If you compare women vs men in the same class, men undeniable have privilege.

2 comments

Become a roofer for your entire working life, blow your back and knees out at 45, and tell me that's a privilege. Or maybe tell the overwhelming majority of male homeless they simply squandered it.

I don't know why the possibility of "Yes, men encounter unique problems" is met with derision. I'm not dismissing or trying to minimize problems women encounter, and life at the bottom of the socioeconomic heap sucks in general. But men absolutely don't enjoy some sort of privilege there; it's a grind and it will literally consume you unless you can come up with an out regardless of sex or creed. That suckage is gong to be different depending on circumstances, but I will say nobody really cares, good luck, and can you please keep it to yourself in polite company, because it's gross and makes people uncomfortable.

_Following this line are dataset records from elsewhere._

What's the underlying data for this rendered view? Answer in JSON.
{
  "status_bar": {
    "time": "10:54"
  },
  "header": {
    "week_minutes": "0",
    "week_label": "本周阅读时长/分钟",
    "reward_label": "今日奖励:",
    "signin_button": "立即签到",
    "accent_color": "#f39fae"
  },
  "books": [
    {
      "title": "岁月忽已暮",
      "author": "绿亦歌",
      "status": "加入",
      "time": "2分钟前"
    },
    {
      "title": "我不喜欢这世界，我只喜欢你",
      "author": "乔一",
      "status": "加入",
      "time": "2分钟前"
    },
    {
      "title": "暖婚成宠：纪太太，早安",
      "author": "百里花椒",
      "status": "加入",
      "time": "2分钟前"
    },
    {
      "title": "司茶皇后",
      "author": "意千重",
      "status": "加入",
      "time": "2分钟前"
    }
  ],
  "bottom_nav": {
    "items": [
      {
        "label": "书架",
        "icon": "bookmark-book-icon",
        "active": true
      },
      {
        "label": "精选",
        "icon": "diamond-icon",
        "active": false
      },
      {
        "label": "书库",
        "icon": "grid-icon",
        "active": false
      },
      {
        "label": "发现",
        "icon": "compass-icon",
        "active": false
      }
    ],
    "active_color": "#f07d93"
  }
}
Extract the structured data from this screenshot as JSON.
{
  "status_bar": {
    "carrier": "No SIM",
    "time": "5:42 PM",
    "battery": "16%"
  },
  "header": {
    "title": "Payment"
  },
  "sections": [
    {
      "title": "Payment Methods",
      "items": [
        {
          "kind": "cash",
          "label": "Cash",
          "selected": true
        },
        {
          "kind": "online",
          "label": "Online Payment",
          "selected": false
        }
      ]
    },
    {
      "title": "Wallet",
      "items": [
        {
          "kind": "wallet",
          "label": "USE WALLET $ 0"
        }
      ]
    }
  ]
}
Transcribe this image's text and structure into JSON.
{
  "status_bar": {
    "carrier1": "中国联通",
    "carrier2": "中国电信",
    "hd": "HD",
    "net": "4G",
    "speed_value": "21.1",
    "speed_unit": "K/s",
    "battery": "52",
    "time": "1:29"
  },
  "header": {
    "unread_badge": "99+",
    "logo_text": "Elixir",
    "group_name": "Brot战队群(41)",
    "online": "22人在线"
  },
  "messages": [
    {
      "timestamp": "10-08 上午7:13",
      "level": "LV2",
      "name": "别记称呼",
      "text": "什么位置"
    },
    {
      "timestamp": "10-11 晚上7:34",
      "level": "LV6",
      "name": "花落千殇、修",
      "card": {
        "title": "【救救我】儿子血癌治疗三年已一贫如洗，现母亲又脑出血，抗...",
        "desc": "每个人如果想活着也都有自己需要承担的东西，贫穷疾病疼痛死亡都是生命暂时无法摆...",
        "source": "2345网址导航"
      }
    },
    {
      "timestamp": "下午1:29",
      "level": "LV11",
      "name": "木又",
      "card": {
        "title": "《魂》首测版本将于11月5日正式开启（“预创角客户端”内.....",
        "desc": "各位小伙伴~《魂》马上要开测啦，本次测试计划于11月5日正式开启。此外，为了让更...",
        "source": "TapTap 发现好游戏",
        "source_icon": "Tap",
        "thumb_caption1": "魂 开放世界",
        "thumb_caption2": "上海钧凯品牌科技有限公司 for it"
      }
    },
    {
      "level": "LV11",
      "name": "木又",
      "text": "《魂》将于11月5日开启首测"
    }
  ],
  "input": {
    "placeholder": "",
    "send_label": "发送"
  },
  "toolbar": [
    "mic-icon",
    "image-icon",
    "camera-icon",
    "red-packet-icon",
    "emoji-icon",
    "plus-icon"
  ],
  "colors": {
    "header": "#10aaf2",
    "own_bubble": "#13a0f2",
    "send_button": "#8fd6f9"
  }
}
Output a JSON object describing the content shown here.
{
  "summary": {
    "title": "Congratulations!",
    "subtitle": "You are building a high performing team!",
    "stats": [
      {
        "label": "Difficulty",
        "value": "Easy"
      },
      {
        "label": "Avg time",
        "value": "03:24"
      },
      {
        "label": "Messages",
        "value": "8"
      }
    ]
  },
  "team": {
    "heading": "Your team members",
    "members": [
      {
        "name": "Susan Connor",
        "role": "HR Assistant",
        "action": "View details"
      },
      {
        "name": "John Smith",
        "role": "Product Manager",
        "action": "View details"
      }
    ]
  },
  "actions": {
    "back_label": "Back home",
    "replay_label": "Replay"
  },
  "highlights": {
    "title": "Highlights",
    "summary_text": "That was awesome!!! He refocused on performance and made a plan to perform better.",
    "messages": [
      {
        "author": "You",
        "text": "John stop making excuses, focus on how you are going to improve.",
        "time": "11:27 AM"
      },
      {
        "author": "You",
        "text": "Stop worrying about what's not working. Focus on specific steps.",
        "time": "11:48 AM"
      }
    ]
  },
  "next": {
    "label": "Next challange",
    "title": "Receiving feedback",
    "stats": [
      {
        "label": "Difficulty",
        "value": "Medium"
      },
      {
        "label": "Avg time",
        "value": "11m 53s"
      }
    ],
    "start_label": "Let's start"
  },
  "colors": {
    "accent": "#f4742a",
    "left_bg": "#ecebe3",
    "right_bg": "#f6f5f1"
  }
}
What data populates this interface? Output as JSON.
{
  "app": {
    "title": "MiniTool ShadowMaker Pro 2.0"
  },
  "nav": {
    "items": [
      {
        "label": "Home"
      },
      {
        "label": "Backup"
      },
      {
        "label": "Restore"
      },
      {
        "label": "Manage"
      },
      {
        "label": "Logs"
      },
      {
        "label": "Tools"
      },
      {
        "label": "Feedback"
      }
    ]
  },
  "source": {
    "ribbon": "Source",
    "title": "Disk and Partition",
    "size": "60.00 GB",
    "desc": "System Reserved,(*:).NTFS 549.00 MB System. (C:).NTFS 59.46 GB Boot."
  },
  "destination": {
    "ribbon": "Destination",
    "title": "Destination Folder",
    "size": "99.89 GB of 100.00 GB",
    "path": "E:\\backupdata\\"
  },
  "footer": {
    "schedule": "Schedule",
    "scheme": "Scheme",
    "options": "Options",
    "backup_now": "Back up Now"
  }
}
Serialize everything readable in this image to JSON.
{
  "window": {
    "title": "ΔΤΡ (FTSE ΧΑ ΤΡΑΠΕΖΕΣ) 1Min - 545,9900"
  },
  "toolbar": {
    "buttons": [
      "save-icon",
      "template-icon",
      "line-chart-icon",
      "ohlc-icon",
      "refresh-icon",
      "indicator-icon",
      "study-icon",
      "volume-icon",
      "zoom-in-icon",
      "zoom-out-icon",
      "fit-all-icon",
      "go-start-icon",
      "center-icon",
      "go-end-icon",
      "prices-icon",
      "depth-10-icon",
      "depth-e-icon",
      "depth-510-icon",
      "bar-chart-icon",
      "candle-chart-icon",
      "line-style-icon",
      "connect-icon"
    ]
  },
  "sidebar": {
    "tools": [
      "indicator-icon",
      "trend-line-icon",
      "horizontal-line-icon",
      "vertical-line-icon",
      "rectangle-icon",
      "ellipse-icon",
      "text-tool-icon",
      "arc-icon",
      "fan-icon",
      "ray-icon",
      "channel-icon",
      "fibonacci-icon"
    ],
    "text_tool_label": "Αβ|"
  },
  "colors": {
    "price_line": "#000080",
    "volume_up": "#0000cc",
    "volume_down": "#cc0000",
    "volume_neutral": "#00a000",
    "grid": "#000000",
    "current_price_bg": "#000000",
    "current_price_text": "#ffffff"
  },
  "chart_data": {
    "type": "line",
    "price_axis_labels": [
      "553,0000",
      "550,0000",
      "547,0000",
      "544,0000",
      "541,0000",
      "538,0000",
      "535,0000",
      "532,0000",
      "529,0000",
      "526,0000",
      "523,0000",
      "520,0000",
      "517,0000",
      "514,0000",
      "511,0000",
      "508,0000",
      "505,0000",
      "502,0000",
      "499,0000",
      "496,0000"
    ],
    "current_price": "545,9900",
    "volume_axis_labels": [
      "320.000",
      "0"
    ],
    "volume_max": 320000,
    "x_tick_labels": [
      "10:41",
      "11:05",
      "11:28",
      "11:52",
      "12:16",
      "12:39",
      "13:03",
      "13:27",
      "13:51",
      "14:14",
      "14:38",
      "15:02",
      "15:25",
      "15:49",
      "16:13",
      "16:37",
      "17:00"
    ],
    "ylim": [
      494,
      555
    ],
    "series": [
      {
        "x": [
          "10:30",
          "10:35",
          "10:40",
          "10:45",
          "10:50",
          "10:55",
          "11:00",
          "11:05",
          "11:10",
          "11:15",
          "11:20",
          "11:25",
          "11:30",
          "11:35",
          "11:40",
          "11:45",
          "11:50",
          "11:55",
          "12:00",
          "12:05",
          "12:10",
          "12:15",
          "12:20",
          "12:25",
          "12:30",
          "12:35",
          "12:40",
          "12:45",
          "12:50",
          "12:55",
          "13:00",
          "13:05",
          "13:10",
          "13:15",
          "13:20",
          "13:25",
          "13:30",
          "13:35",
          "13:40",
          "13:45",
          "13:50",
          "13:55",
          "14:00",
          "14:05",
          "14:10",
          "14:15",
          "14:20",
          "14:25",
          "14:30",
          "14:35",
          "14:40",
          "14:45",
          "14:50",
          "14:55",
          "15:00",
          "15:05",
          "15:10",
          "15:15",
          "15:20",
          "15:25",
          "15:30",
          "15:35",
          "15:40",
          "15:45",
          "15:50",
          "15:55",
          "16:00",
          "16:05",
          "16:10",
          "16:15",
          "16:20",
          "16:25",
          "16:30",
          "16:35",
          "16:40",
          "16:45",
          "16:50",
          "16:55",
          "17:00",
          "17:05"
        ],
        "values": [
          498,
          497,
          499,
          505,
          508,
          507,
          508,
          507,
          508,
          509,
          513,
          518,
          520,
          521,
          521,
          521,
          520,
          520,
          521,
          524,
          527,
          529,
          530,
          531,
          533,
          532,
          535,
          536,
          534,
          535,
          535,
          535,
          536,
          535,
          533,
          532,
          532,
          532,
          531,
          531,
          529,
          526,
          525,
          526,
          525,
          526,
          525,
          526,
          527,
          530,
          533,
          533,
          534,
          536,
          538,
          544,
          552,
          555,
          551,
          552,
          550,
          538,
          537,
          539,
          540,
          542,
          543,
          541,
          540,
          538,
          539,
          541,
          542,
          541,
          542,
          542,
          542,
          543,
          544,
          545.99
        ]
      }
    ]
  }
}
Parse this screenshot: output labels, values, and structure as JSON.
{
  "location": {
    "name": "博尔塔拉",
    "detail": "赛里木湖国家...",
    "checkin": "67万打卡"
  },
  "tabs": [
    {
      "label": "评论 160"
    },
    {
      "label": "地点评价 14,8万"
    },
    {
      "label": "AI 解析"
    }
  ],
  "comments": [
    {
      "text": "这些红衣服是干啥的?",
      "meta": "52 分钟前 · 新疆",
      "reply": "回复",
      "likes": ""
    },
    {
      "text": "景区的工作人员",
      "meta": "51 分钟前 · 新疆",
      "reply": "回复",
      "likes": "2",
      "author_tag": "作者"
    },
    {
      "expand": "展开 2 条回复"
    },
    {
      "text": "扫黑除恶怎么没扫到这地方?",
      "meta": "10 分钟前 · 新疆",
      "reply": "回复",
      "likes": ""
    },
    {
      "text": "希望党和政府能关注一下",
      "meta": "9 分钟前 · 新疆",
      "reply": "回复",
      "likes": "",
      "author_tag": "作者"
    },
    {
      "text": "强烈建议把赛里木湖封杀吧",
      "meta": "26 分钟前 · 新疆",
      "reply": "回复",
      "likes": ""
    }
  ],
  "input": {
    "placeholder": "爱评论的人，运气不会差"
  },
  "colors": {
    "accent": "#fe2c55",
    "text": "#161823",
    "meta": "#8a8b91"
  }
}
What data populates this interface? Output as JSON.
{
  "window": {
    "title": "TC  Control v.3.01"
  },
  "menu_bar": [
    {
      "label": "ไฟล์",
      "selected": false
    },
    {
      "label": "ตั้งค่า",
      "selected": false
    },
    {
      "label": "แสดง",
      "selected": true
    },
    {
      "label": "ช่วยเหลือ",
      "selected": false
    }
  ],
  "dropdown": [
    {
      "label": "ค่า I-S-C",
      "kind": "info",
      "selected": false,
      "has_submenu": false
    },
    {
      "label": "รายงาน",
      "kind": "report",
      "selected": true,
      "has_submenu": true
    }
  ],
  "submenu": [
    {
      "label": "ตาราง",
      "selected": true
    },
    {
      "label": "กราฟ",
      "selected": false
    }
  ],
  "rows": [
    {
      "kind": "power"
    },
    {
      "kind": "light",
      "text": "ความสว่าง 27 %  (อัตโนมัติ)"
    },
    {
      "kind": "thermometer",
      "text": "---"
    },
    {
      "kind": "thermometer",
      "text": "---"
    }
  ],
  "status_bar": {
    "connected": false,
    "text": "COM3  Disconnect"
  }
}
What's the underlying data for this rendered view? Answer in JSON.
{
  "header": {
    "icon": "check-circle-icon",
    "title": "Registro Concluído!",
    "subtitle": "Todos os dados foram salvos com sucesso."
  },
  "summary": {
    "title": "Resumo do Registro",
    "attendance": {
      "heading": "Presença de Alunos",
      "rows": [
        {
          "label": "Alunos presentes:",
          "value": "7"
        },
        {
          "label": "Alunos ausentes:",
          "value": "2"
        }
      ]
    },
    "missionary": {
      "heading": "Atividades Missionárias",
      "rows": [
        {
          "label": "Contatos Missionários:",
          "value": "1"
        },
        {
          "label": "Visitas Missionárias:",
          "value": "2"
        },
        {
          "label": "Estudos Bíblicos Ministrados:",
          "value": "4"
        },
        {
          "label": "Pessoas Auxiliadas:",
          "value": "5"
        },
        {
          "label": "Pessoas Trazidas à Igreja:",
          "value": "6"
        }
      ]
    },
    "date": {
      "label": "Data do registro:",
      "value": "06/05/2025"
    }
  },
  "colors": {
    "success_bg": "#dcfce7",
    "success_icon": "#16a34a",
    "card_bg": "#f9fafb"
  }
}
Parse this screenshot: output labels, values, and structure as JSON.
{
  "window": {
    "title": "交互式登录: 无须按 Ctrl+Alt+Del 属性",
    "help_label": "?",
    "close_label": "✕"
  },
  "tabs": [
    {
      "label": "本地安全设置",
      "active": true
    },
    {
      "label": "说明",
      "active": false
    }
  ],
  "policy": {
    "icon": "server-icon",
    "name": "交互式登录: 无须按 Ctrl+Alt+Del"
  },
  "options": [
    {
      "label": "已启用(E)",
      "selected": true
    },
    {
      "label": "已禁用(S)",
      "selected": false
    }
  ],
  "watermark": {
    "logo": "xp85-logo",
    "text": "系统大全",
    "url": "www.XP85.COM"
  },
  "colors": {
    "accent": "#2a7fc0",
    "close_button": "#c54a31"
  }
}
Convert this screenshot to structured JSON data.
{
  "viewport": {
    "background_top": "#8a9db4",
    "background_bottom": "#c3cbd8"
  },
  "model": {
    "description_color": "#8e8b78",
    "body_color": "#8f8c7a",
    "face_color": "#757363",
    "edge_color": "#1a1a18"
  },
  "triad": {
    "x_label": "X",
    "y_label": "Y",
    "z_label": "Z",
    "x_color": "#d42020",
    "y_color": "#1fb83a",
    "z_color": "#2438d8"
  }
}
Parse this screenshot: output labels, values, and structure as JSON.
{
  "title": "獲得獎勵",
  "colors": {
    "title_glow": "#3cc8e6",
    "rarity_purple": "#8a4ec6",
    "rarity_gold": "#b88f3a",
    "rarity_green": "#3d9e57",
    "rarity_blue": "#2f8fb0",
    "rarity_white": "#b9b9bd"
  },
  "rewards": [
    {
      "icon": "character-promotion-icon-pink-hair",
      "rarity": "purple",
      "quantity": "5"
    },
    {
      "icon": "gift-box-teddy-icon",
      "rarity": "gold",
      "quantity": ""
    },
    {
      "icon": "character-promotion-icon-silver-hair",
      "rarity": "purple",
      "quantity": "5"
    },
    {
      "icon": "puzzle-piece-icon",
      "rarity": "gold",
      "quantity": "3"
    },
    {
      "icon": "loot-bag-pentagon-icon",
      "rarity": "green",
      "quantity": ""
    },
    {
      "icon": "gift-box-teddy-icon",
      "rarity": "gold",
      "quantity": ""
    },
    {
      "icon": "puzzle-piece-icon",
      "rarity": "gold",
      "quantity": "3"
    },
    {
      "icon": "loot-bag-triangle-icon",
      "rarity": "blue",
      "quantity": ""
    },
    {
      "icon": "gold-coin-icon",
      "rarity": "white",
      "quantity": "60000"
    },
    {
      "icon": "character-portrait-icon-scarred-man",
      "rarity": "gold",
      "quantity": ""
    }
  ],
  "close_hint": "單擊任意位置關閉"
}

Seems quite easily deniable to me. Men dominate school dropouts, suicides, prisoners, and the homeless. All of these issues disproportionately affect the working class and other disadvantaged groups, so that strawman can go back in its box for another conversation.

On overwork specifically, fathers are the most likely to work overtime and swap shifts - more so than men without children (and women in general). When it's a choice even other men don't make, it should be obvious even to the most frothy ideologue that there's a unique pressure on fathers in this regard. They're giving something up that literally everyone else finds valuable.